Saturday, February 13, 2010

How Community Planning works in the Western Isles

Following on from my last posting about the Council's growth plans, I was contacted by a very good source and updated on the Council -v- Stornoway Port Authority battle.

You didn't know they were are war?

Nor did the SPA, until they receive a planned missive in the next few weeks.

Given the rejection of the Bayhead Infill by the SPA, the Councillors were told on Monday - in private session - that the Council is looking again at the lease of the old oil depot for car parking, and particularly the contaminated land issue.

You may recall that I highlighted this issue last month, and until the blog was read, no-one in the Council had given it any consideration. This despite having had a Contaminated Land Officer who surveyed the entire islands and reported back to the Environmental Services Committee (prop: A Nicolson) in or around 2004, flagging up that site as being a particular problem.

So the proposal is being looked at again, and the done deal is now considered undone, in light of the 'new' information that the Council knew about 6 years ago.

The SPA are to be told to acquiesce to the Bayhead Infill or the Comhairle will raise the contaminated land issue with the SPA and threaten them with having to undertake immediate and complete restitution work on any piece of contaminated land that they might control.

The carrot being that the Council will overlook what it now claims is its legal obligations over the control of contaminated land. I am sure that there is another, much less polite, name for such an approach.

Is anyone seeing a pattern developing in the Council's dealings with third parties and those who have differing views?


Anonymous said...

I believe there is also a considerable amount of contaminated land at the Marybank Depot. This area drains surface water into the Glen River, which feeds into Bayhead- where the mud is known to be badly contaminated with oil.
Perhaps the harbour board should also contact SEPA?

Anonymous said...

The 'contaminated land' at the pier was in fact the area at the corner beside the barrier where the old filling station was located. This area was cleared when the Harbour laid lockblock for the net bins storage. The gasoil fuel depot where the cooncil have plans for car parking was capped with concrete decades ago and will be found to be uncontaminated.

Anonymous said...

Suspect that this might be the juncture where the kremlin runs out of rope. It can only be hoped.

Anonymous said...

I know one other third party who have been shunned and blocked at every turn by the Comhairle. Seems like a case of bite yer nose off to spite yer face. Councillors need to grow up, become open and practice democracy.

Captain Swing said...

Well done anon 1:11 I agree.

Democracy and Comhairle nan Eilean Siar are not words that you normally expect to see in one sentence, aside from that we don't want anybody 'practicing' democracy we want proper fully fledged joined up working democracy.

Anonymous said...

WOW YOU HEARD IT HERE FIRST - Top of the Cooncil's Contamination Worries -is wait for it -FANKS-
What idoit compiled their web- little wonder the Islands are laughing stocks- Angus Og et al

"Contaminated Land
Contaminated land is land that has been affected by substances in, on or under it that could cause harm to the end user or have a negative impact on the surrounding environment.

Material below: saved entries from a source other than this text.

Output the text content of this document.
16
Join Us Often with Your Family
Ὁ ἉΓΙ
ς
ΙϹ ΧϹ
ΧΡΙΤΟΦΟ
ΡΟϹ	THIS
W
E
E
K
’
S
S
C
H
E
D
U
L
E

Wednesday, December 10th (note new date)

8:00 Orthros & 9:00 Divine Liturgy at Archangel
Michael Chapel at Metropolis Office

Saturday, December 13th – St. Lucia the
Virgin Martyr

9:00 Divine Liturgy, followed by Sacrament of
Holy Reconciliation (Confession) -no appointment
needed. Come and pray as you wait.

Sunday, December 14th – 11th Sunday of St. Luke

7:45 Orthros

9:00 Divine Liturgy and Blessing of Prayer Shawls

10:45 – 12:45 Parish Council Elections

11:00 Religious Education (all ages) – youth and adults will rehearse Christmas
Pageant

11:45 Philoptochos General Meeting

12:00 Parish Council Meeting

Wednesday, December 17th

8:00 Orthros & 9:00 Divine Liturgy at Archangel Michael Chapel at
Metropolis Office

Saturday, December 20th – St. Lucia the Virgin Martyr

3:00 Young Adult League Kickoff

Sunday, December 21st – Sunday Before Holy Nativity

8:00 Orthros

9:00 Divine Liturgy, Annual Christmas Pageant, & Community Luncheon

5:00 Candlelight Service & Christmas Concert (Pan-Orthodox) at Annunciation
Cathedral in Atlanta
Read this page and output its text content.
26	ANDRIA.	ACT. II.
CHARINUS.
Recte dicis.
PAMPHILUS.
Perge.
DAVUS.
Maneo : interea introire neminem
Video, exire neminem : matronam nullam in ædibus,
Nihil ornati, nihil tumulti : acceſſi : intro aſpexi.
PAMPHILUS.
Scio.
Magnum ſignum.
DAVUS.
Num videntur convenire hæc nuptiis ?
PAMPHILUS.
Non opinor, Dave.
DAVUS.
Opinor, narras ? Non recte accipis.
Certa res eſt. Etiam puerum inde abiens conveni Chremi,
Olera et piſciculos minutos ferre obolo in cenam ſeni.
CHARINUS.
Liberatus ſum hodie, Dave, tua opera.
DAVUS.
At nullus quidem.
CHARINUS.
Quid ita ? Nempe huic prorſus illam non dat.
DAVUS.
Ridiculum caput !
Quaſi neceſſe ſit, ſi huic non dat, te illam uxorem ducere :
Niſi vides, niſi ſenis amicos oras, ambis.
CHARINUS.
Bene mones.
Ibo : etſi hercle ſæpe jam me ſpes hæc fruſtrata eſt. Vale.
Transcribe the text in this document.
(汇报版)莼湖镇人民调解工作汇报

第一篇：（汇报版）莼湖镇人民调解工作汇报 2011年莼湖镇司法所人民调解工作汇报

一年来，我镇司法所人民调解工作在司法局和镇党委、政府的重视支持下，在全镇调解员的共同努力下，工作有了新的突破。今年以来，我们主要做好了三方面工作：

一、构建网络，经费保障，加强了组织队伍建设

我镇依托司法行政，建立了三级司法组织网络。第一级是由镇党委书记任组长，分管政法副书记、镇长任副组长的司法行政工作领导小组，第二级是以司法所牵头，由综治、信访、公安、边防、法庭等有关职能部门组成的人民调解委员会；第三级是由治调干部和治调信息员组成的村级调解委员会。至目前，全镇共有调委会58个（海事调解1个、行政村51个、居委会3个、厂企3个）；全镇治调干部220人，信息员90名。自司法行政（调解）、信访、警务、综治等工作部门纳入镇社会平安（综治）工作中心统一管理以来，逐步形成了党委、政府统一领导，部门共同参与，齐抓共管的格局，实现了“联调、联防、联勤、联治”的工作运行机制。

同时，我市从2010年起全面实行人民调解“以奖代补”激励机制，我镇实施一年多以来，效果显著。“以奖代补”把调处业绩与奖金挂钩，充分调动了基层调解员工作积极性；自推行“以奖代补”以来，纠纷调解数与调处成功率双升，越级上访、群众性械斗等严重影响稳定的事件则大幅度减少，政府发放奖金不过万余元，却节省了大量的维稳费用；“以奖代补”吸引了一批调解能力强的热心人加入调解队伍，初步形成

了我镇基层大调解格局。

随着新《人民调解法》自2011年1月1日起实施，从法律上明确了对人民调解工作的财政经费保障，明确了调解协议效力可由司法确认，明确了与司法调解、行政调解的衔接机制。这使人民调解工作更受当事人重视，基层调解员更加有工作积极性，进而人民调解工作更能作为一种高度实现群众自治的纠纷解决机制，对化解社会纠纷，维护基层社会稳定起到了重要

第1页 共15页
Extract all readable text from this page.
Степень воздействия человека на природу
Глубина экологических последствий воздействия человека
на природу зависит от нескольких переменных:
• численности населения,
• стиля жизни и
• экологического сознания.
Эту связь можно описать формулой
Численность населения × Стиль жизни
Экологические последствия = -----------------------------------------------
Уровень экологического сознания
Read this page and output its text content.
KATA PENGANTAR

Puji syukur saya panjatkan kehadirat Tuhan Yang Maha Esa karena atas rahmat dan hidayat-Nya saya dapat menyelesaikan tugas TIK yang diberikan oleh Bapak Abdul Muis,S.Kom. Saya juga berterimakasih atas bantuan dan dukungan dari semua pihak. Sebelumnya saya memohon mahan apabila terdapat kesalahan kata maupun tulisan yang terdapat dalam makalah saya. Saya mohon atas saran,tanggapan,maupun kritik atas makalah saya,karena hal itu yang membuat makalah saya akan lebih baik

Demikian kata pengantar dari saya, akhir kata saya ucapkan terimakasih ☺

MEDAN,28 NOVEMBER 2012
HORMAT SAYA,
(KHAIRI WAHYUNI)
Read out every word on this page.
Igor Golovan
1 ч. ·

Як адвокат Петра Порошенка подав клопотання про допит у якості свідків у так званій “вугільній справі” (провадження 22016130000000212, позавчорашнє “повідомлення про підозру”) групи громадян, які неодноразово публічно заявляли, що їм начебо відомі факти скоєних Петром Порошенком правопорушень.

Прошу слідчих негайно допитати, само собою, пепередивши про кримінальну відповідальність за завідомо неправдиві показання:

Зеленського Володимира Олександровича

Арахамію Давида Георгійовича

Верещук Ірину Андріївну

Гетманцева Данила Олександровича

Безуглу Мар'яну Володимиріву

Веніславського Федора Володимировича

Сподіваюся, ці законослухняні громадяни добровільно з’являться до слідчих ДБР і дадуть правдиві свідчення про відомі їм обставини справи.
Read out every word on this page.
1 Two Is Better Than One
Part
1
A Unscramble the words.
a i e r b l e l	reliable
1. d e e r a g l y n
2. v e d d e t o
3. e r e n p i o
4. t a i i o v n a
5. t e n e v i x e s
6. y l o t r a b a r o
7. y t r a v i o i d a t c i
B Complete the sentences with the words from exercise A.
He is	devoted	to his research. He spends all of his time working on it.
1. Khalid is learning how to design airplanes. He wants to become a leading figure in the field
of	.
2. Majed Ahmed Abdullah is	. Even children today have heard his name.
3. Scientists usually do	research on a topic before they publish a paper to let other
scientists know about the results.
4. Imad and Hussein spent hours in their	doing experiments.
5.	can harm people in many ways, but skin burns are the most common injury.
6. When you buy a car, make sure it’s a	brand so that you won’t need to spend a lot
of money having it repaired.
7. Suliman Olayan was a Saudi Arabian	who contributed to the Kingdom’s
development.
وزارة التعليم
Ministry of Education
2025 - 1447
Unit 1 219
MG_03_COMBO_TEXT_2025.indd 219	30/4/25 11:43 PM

It can affect you if you live on or near a site that has been identified as being contaminated. It will also be of benefit to know the status of a site if you are going to buy or sell land in future.

Causes of contamination include:

•Past land uses, i.e., FANKS, industrial areas
•Spillages of oil or diesel
•Naturally occurring chemicals.
•If you are a builder or developer a condition may be attached to your planning consent regarding contaminated land. Please contact us for advice.
Soil contamination can harm plants when they attempt to grow by taking up contaminants through their roots. Similarly contaminants in the soil can have an adverse impact on animals and humans if they inhale, ingest or touch the contamination.

Cleaning up (remediating) contaminated land sites is the best way to tackle the problem. There are numerous ways of cleaning up a site depending on what type of contamination is present.

The services provided by the Comhairle can help establish what type of contamination is present on site by doing a historical search and taking soil samples, depending on what the site is to be used for.

If it is thought that there is contamination present on-site, and a site investigation is required, the Contaminated Land team can review the site investigation reports.

Captain Swing said...

Sheep Shit! Dangerous stuff, the whole island is like one big Fank and therefor contaminated. We'll all have to go, clear the island and blockade them never allowing man to access the land forever more.

Still, that is one solution to all the Western Isles problems!